New Risk Factors Predict Suicidal Behaviors

This cross-sectional study using secondary data of military personnel from various branches is the first to look at interoception* in a military context and its relation to suicidal behavior. Researchers examined associations between interoceptive deficits** and suicidal thoughts, attempts, and related psychopathology. This is the first study to replicate previous findings associating interoceptive deficits and suicidal ideation and behavior in a military sample and the first to find an association between interoceptive deficit and lethality of suicide attempts in any sample. Key research findings are the following:

  • Service members with a history of suicide attempt showed significantly greater interoceptive deficits than those with suicidal ideation but no history of attempt. Those with suicidal ideation but no history of attempt showed significantly greater interoceptive deficits than those with no history of either suicidal ideation or attempts1
  • In addition, greater interoceptive deficits were more strongly associated with higher suicidal ideation, more suicide attempts, more non-suicidal self-injuries (NSSI), and greater lethality of suicide attempts than with other risk factors including age, gender, PTSD symptoms, and hopelessness1.

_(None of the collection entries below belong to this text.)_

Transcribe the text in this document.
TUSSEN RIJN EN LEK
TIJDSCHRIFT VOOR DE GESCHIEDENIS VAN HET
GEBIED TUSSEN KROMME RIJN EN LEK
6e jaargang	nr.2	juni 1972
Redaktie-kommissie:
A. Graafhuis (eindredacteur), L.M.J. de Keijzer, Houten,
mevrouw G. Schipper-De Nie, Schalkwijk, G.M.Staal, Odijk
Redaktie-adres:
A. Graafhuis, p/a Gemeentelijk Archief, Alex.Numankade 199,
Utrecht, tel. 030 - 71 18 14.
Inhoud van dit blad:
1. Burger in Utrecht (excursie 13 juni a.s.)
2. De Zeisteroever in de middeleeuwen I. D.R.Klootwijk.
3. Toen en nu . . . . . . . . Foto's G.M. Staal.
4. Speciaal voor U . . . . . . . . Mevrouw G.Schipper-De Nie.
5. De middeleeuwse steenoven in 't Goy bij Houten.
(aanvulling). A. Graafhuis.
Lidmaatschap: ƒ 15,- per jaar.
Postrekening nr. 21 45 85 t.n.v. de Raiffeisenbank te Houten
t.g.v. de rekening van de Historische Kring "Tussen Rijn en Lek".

These takeaways may inform future research and implications for clinical practice. While there is currently no guidance for implementation, clinicians might consider assessing for interoceptive deficits as part of suicide assessment or increasing interoception as a means of reducing suicide risk. However, further longitudinal research is needed as is evidence that changing interoceptive deficits will lead to decreased suicidal ideation and behavior in military settings. 

*Interoception is defined as one’s ability to accurately perceive and interpret sensations of the physical body (ie: touch, temperature, pain, emotions, etc.)

**Interoceptive deficits refer to a disconnection from the physical body. Such deficits can cause challenges in understanding one’s own body.



  1. Smith, A. R., Dodd, D. R., Ortiz, S., Forrest, L. N. & Witte, T. K. Interoceptive deficits differentiate suicide groups and associate with self-injurious thoughts and behaviors in a military sample. Suicide Life. Threat. Behav. 50, 472–489 (2020).*
  2. Dodd, D. R. et al. Interoceptive Deficits, Nonsuicidal Self-Injury, and Suicide Attempts Among Women with Eating Disorders. Suicide Life. Threat. Behav. 48, 438–448 (2018).
  3. Hielscher, E., Whitford, T. J., Scott, J. G. & Zopf, R. When the body is the target—Representations of one’s own body and bodily sensations in self-harm: A systematic review. Neurosci. Biobehav. Rev. 101, 85–112 (2019).